Pela casa ecoa a voz ímpar de Maria Callas chorando a área das áreas, a síntese da existência humana em música, Un bel di vedremo de Madame Butterfly, a peça que coloca Giacomo Puccini no coração de todos os amantes. Desde a porta até à sala e desta até ao quarto há velas pequeninas a boiar em pequenas tacinhas de água e há um perfume de flores, são pétalas espalhadas pelo chão, e na sala, onde se percebe uma mesa de centro junto a um jogo de sofás, há uma taça com uvas frescas. O perfume da música e o das pétalas, a luz única das velinhas a rebrilhar na água das tacinhas de cristal, tudo aquilo cria uma atmosfera inconfundível. Madalena quis complicar-lhe a vida, colocar-lhe uma pergunta difícil, entrou devagarinho, com o pescoço esticado como se estivesse espreitando antes de entrar em cada espaço, e estava na sala, junto à mesinha com as uvas, quando perguntou:
– És tu o meu prémio, Pablo?
– Não, Madalena, o teu prémio és tu!
E enquanto ela esboçava um sorriso semi-surpreso, Pablo aproximou-se, acariciou-a por cima da roupa, olhando-a nos olhos, beijando-a longamente enquanto as suas mãos iam despedindo peças da roupa dela, e estavam ainda de pé, frente a frente, salivando de desejo arfado, quando ele pegou num pequeno bago de uva e espalmou o fruto frio contra o sexo quente dela, a diferença de temperaturas fê-la estremecer, as pernas fraquejaram, Pablo deitou-a num sofá, trouxe o fruto esmagado para a sua boca e saboreou o sexo dela e trocaram as línguas e ela saboreou também. O fruto. O sexo.

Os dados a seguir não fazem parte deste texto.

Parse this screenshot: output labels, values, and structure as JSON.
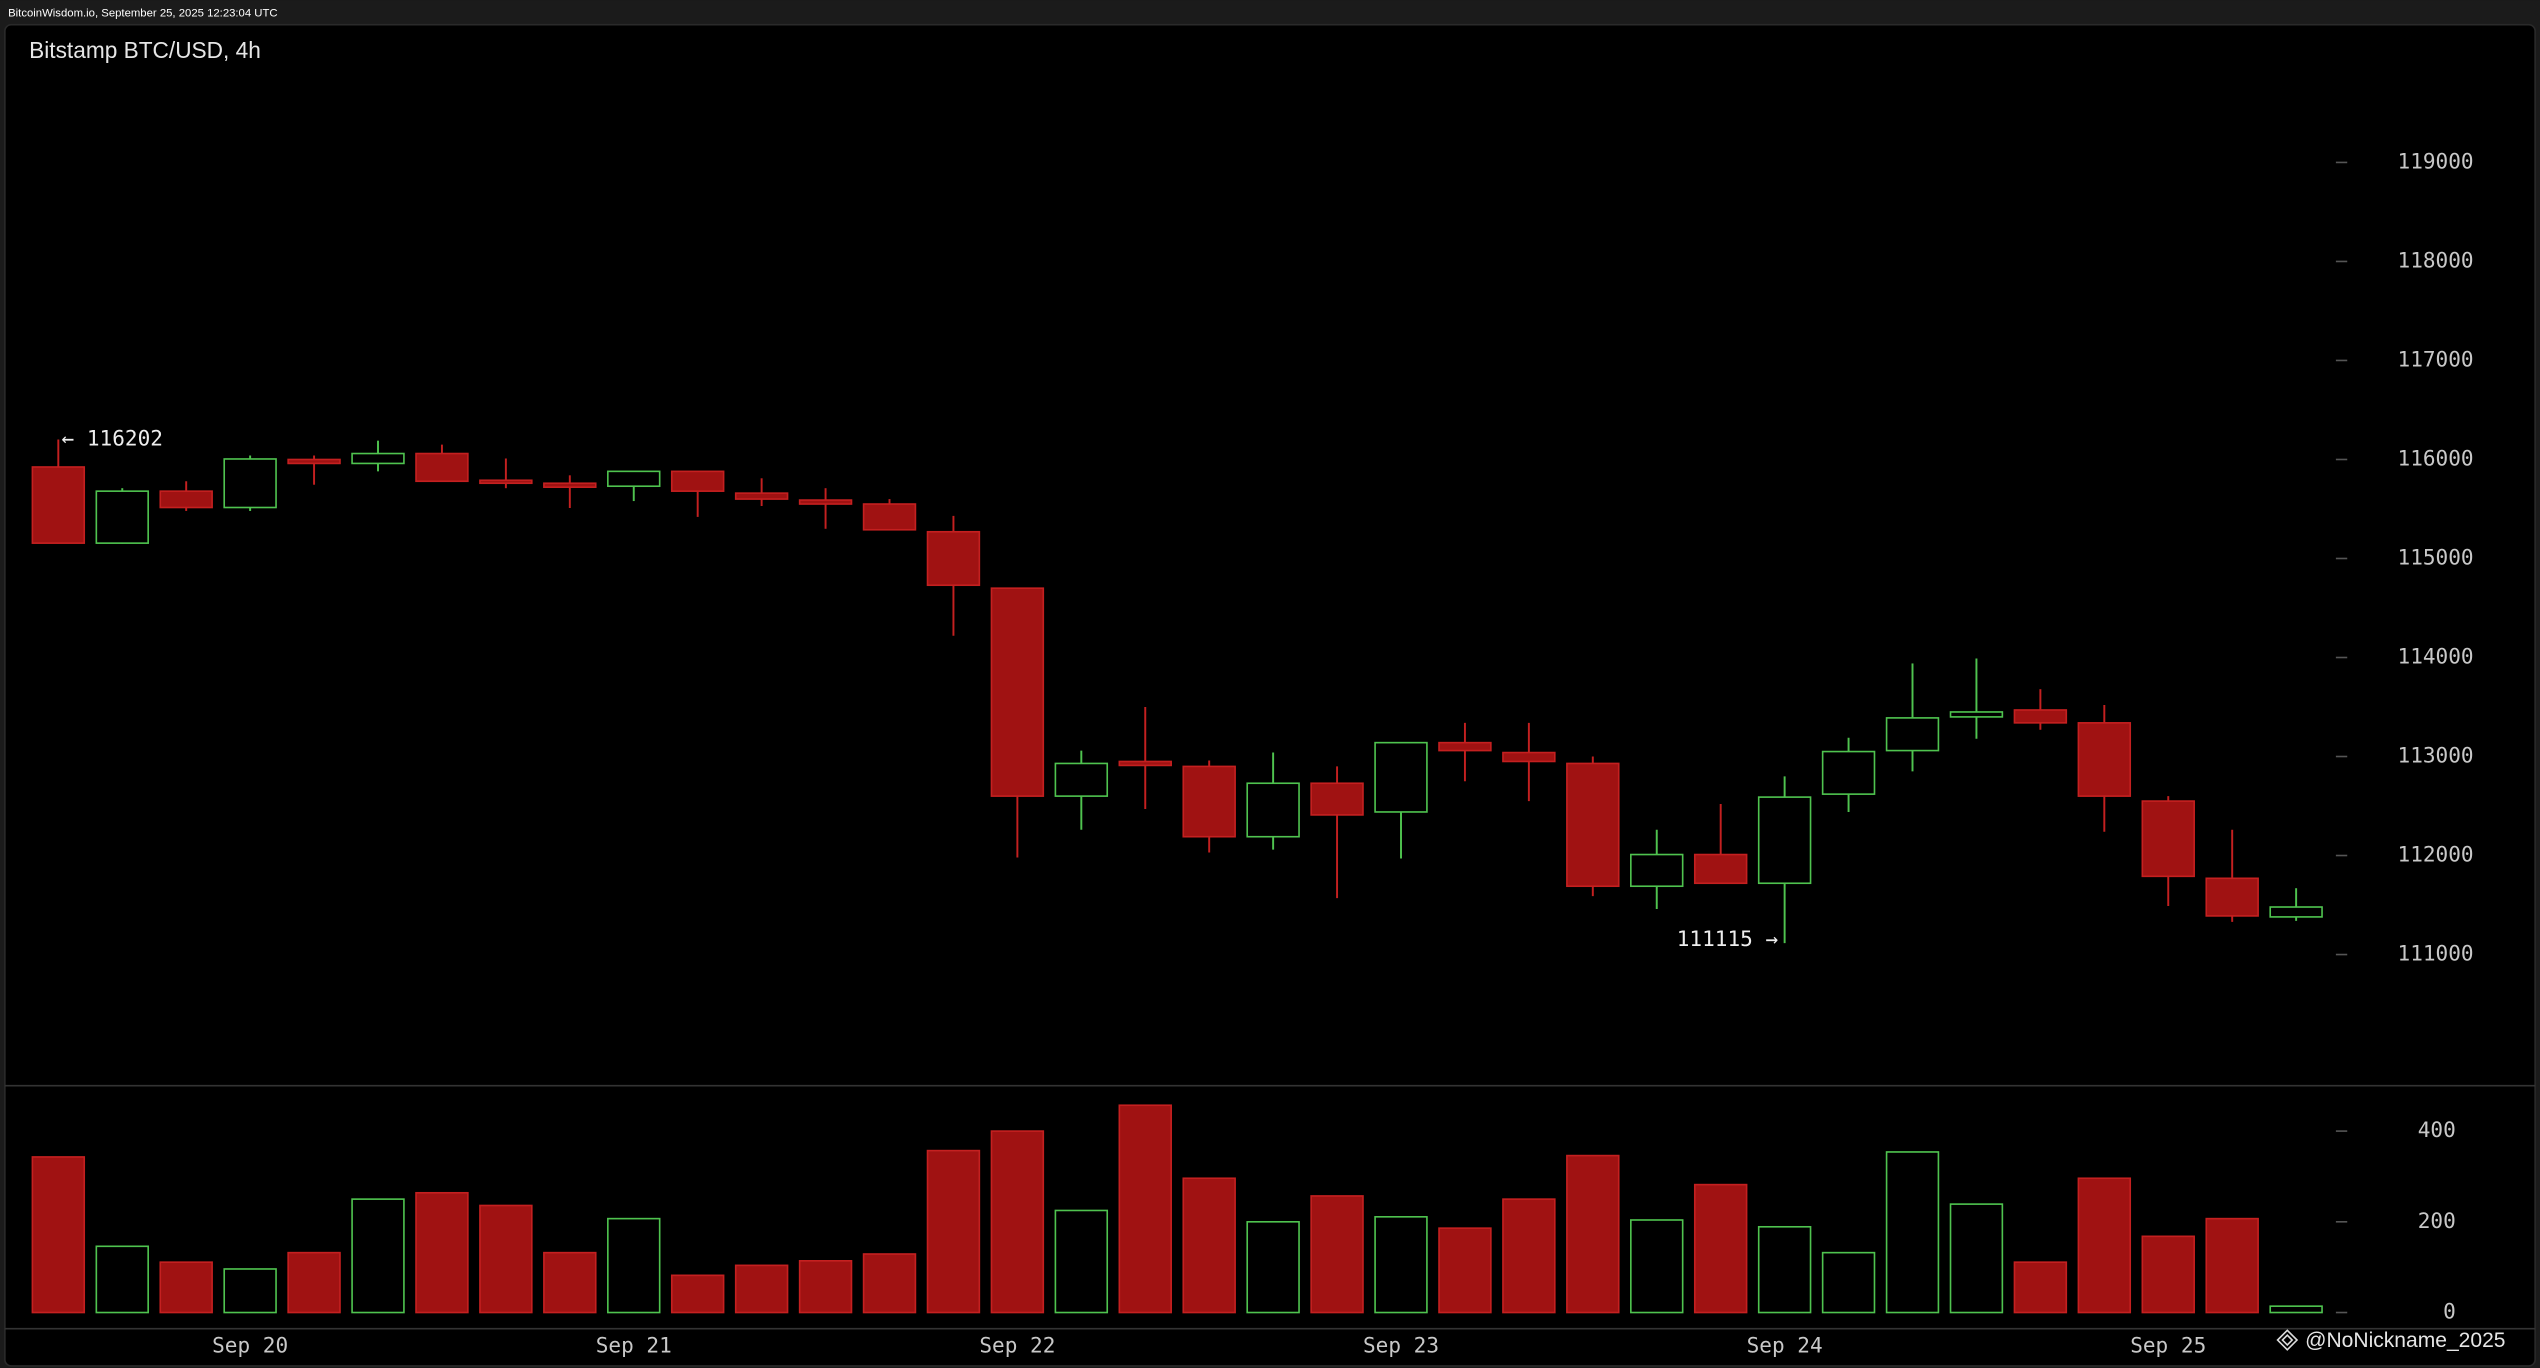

Adormeceram com os corpos encostados e quando acordaram não se mexeram. Estava escuro, a luz das velas era menor, algumas haviam-se apagado, pressentiram a respiração um do outro mais ativa e falaram na escuridão:
– Pablo…
– Sim, miúda…
– Eu posso amar duas pessoas?
– Essa pergunta tem tantas respostas.
– Dá-me uma.
– Dou-te todas. Quer dizer, todas as que sei. Uma resposta é que tu podes amar quem quiseres, quando quiseres. Não há limites, sabes. Os limites são culturais, são invenções nossas…
– Somos nós que criamos os limites?
– Estranho, não é? Conhecemos o amor, queremos amar, apaixonamo-nos, sabemos o quanto isso é maravilhoso, mas depois limitamos isso a um número de pessoas, a uma circunstância… enfim, o importante é que saibas essa resposta. Ama quem quiseres, quem o teu coração te pedir para amar.
– Mas…
– Não há mas, há outra resposta e essa outra resposta é um pouco mais complexa, não tentes perceber logo, pensa no assunto e forma uma opinião quando entenderes que estás pronta para isso. É o seguinte, não confundas sexo com amor.
– Onde queres chegar?
– Quero chegar a dizer-te que o amor é mais exclusivo, exige tempo e dedicação, podes amar quem quiseres, quando quiseres, mas precisas ter muito cuidado porque facilmente quem ama se torna possessivo ou se magoa. A questão é que o processo envolve mais do que uma pessoa. Sempre. Não podes pensar que amas uma pessoa e geres isso sozinha. Quando amas uma pessoa, essa pessoa está implicada no teu universo, tem sentimentos e razões e direitos. Já o sexo é mais libertino. Pode decorrer do amor, mas pode também ser circunstancial. Desde que duas pessoas adultas estejam de acordo e consintam, tudo é válido.
– Estás a dizer que posso amar só uma pessoa, mas ter sexo com várias…
– Estou.
– Mas, assim, onde onde ficamos em relação aos tais sentimentos e razões e direitos da pessoa amada?
– Depende de quem amas, da relação que tens com a pessoa.
– Isso é muito confuso.
– Não é confuso, miúda, é complexo.
– É confuso! Onde é que se encontra uma pessoa assim?
– Aqui!
– Aqui? Que queres dizer? Que temos uma relação? Que vamos ter uma relação?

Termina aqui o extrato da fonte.